Discrimination: The law provides equal rights to men and women and specifically prohibits discrimination on grounds of gender. Nonetheless, women experienced a wide range of discrimination in marriage, property ownership, inheritance, employment, and access to credit. Women held only 6 percent of land titles, of which the majority were joint titles, and accessed only 7 percent of formal credit. Under traditional law women in many ethnic groups could not own land. Societal discrimination was most apparent in rural areas. The justice system, particularly customary law, often discriminated against women, limiting their political and economic rights and relegating them to second-class citizenship.
The 2010 constitution eliminates gender discrimination in relation to land and property ownership and gives women equal rights to inheritance and access to land. The constitution also provides for the enactment of legislation for the protection of the wife’s rights to matrimonial property during and upon the termination of the marriage, and it affirms that parties to a marriage are entitled to equal rights at the time of marriage, during the marriage, and at its dissolution.

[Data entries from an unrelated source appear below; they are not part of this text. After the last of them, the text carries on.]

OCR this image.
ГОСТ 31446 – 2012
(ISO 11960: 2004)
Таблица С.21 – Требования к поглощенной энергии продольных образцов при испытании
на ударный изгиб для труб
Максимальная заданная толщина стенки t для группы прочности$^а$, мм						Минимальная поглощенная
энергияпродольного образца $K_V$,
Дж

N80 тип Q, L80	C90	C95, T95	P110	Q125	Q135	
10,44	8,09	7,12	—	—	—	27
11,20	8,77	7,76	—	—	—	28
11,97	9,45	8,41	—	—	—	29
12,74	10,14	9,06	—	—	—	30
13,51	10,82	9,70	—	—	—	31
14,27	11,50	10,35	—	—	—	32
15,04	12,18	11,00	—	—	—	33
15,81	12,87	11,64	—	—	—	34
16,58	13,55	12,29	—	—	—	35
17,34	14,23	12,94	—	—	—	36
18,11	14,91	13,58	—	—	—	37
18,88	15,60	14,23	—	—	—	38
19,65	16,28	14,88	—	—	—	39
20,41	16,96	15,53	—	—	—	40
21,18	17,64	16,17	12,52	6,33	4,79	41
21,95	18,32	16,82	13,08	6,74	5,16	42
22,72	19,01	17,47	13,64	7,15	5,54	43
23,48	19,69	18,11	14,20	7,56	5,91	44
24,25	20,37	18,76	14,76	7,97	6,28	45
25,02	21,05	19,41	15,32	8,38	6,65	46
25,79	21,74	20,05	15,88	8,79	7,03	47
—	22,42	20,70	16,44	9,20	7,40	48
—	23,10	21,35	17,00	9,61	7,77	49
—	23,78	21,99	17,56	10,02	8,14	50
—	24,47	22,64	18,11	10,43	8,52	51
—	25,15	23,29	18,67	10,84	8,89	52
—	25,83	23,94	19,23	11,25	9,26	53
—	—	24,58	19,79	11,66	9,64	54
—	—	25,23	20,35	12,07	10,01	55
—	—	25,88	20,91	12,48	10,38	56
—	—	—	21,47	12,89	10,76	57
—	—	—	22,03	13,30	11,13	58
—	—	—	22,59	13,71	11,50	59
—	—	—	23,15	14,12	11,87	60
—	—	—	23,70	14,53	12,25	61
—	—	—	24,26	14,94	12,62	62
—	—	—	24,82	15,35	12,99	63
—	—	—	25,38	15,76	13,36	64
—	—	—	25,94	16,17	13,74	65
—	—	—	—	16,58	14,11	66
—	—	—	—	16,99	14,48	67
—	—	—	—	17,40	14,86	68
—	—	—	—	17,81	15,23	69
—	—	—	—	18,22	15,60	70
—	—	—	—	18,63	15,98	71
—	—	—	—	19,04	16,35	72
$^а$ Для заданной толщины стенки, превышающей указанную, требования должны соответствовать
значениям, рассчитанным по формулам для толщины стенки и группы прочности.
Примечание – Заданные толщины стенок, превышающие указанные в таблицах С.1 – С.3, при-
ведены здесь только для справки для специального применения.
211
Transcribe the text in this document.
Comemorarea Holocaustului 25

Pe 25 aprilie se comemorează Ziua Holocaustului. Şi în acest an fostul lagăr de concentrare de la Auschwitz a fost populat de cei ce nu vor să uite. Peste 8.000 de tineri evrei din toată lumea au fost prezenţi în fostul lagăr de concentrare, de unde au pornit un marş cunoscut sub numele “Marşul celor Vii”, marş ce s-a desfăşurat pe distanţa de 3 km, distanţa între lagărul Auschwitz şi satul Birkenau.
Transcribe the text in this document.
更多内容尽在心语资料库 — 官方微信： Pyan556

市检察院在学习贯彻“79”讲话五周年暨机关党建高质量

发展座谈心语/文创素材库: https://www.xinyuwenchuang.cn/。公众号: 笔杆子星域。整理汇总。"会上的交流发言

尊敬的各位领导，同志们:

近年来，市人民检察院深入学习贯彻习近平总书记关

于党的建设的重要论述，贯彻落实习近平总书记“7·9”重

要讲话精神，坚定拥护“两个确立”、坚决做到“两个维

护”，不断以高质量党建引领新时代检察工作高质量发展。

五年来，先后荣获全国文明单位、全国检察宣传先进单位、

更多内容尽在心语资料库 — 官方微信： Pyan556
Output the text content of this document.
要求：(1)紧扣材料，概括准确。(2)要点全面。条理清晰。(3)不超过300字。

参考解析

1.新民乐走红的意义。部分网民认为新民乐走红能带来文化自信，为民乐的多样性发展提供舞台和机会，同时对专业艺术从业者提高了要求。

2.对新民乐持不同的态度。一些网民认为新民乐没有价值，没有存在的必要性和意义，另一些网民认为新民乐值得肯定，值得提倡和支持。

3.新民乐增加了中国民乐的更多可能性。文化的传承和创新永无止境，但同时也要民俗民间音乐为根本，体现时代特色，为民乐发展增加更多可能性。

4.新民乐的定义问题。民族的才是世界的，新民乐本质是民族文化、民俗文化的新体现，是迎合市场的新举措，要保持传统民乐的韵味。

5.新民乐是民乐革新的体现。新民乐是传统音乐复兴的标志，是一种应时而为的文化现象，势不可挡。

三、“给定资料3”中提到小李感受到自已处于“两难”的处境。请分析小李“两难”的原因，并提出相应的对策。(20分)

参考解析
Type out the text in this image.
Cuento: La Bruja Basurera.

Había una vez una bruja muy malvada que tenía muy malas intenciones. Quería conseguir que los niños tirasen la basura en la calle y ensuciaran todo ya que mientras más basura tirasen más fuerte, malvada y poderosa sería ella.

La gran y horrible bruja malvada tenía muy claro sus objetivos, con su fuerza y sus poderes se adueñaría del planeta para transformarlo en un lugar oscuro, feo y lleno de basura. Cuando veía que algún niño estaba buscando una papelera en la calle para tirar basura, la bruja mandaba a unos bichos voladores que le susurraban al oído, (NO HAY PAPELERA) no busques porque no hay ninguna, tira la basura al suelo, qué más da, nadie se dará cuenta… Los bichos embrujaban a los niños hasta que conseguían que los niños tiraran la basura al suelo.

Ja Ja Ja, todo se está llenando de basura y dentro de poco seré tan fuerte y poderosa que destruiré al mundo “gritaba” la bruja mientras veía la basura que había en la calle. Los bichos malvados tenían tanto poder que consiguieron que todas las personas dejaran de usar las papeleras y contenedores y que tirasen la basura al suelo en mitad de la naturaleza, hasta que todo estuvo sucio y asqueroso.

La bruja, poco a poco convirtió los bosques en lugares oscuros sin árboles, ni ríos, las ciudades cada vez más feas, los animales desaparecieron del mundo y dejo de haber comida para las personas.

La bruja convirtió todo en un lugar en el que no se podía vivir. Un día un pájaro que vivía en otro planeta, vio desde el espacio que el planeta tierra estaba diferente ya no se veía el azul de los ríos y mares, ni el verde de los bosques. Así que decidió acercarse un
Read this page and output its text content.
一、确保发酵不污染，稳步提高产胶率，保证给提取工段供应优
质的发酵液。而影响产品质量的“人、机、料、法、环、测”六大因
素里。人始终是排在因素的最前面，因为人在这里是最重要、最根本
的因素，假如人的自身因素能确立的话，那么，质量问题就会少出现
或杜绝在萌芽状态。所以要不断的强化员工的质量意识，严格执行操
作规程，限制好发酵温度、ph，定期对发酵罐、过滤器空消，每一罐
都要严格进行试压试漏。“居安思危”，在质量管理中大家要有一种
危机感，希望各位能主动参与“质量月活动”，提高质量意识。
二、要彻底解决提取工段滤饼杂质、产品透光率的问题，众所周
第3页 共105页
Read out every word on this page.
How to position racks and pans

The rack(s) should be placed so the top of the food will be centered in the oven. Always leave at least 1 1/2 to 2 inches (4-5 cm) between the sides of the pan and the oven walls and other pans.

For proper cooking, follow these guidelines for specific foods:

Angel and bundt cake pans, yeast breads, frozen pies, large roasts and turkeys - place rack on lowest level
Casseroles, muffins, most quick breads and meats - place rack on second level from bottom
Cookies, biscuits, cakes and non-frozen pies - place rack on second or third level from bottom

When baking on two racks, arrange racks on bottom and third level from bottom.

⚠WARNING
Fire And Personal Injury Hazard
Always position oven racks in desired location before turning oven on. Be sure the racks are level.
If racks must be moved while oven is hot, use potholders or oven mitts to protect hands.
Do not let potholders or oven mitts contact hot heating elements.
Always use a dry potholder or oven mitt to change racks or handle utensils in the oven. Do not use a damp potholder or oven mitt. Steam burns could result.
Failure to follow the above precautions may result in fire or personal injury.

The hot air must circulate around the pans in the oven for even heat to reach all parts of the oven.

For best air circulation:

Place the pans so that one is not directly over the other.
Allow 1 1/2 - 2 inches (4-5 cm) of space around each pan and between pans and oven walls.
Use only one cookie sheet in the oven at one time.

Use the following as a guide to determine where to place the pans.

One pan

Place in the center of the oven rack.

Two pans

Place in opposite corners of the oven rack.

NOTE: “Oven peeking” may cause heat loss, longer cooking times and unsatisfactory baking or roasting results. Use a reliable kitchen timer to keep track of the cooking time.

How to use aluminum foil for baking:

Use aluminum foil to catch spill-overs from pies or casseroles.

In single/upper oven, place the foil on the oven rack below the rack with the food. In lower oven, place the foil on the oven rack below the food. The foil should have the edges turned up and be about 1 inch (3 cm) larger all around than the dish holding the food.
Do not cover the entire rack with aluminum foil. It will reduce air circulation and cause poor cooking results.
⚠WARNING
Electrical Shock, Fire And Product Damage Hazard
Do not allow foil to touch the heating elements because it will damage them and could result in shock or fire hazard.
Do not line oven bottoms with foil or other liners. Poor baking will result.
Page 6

In April the National Assembly adopted a new Marriage Act including provisions to strengthen property rights for wives. The act retains a man’s right to enter into multiple marriages and does not require consultation with or the consent of the existing spouse(s). The act contains a proviso protecting the entitlements and interest of the first wife in matrimonial property. The bill received presidential assent and went into force during the year.
Also during the year, a separate Matrimonial Property Act went into force that dictates that ownership of jointly held property depends on how much each spouse could prove he or she had contributed monetarily to that property. Many women’s rights groups and female members of parliament argued this provision was discriminatory and regressive.
Under the new government structure, the former Ministry of Gender, Children, and Social Development was subsumed into other ministries. The Ministry for Devolution and Planning is now the lead ministry for implementation of laws protecting the rights of women, although the Ministry of Labor, Social Security, and Services also has a role.